Su zozobra era tan grande que se sentia un poco enfermo cuando entraron en Olney. Las angostas calles estaban atestadas. Caras confundidas pero curiosas lo observaban. Los soldados de la Rosa Blanca de York se mezclaban con los aldeanos; no parecian confundidos ni curiosos, solo atemorizados, y a veces hostiles.

Eduardo estaba en la puerta de la posada, flanqueado por Ricardo y Will Hastings, cuando el arzobispo ingreso en el patio. Hastings estaba hurano; Ricardo tenia la quietud tensa de un potrillo que afronta lo desconocido, tieso aunque el instinto le aconsejaba correr. Eduardo, en cambio, permanecia impasible; el arzobispo no lograba calar su expresion.

Freno su montura, y la presencia de tantas personas en el patio no contribuyo a tranquilizarlo: aldeanos, soldados, incluso el cura de la parroquia. Eduardo habia tenido la cautela de contar con espectadores para este encuentro. Con creciente inquietud, el arzobispo se pregunto por que.

– Bienvenido a Olney, mi senor arzobispo.

– Vuestra Gracia es muy amable.

Su respuesta habia sido un reconocimiento automatico de la soberania del rey, pero no sabia que decir a continuacion.
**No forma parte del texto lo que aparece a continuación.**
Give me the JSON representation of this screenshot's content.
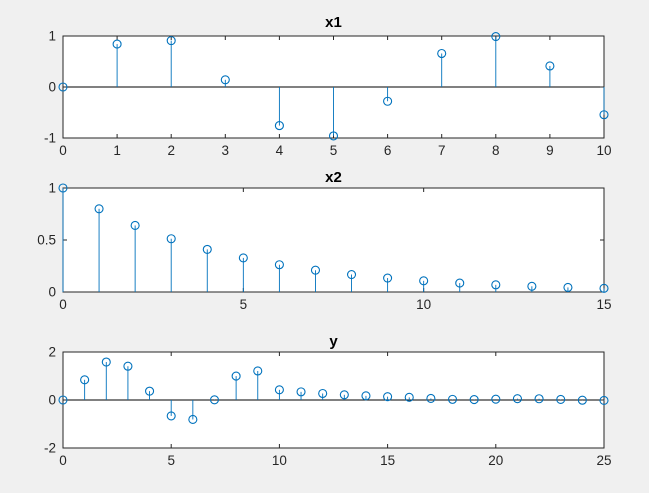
{
  "figure": {
    "background_color": "#f0f0f0",
    "axes_background_color": "#ffffff",
    "stem_color": "#0072BD",
    "axis_color": "#262626",
    "baseline_color": "#000000",
    "title_color": "#000000"
  },
  "chart_data": [
    {
      "type": "stem",
      "title": "x1",
      "xlabel": "",
      "ylabel": "",
      "x": [
        0,
        1,
        2,
        3,
        4,
        5,
        6,
        7,
        8,
        9,
        10
      ],
      "values": [
        0,
        0.8415,
        0.9093,
        0.1411,
        -0.7568,
        -0.9589,
        -0.2794,
        0.657,
        0.9894,
        0.4121,
        -0.544
      ],
      "xlim": [
        0,
        10
      ],
      "ylim": [
        -1,
        1
      ],
      "xticks": [
        0,
        1,
        2,
        3,
        4,
        5,
        6,
        7,
        8,
        9,
        10
      ],
      "yticks": [
        -1,
        0,
        1
      ],
      "baseline": 0,
      "grid": false,
      "legend": null
    },
    {
      "type": "stem",
      "title": "x2",
      "xlabel": "",
      "ylabel": "",
      "x": [
        0,
        1,
        2,
        3,
        4,
        5,
        6,
        7,
        8,
        9,
        10,
        11,
        12,
        13,
        14,
        15
      ],
      "values": [
        1,
        0.8,
        0.64,
        0.512,
        0.4096,
        0.3277,
        0.2621,
        0.2097,
        0.1678,
        0.1342,
        0.1074,
        0.0859,
        0.0687,
        0.055,
        0.044,
        0.0352
      ],
      "xlim": [
        0,
        15
      ],
      "ylim": [
        0,
        1
      ],
      "xticks": [
        0,
        5,
        10,
        15
      ],
      "yticks": [
        0,
        0.5,
        1
      ],
      "baseline": 0,
      "grid": false,
      "legend": null
    },
    {
      "type": "stem",
      "title": "y",
      "xlabel": "",
      "ylabel": "",
      "x": [
        0,
        1,
        2,
        3,
        4,
        5,
        6,
        7,
        8,
        9,
        10,
        11,
        12,
        13,
        14,
        15,
        16,
        17,
        18,
        19,
        20,
        21,
        22,
        23,
        24,
        25
      ],
      "values": [
        0,
        0.8415,
        1.5825,
        1.4071,
        0.3689,
        -0.6638,
        -0.8104,
        0.0087,
        0.9963,
        1.2092,
        0.4234,
        0.3387,
        0.271,
        0.2168,
        0.1734,
        0.1387,
        0.111,
        0.0651,
        0.0265,
        0.0172,
        0.0351,
        0.0551,
        0.0519,
        0.023,
        -0.0094,
        -0.0191
      ],
      "xlim": [
        0,
        25
      ],
      "ylim": [
        -2,
        2
      ],
      "xticks": [
        0,
        5,
        10,
        15,
        20,
        25
      ],
      "yticks": [
        -2,
        0,
        2
      ],
      "baseline": 0,
      "grid": false,
      "legend": null
    }
  ]
}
Nunca habia experimentado una situacion semejante. No habia recetas, penso obtusamente, para capturar a un monarca. Se le ocurrio que debia pedir la espada de Eduardo, pero noto que Eduardo no portaba espada. Se quedo montado en su caballo en el patio de la posada, bajo los ojos de aldeanos intrigados y soldados alerta, y trato de dominar sus crispados nervios.

Eduardo avanzo, se detuvo junto al arzobispo. Estiro la mano, se puso a acariciar el pescuezo arqueado del caballo.

– Supongo que deseas que te acompane, primo.

El arzobispo supo que Eduardo habia reparado en su inmenso alivio. No le importaba.

– Si -respondio rapidamente, pero conservando la presencia de animo para hablar en voz tan baja como Eduardo-. Si, Ned, creo que seria aconsejable.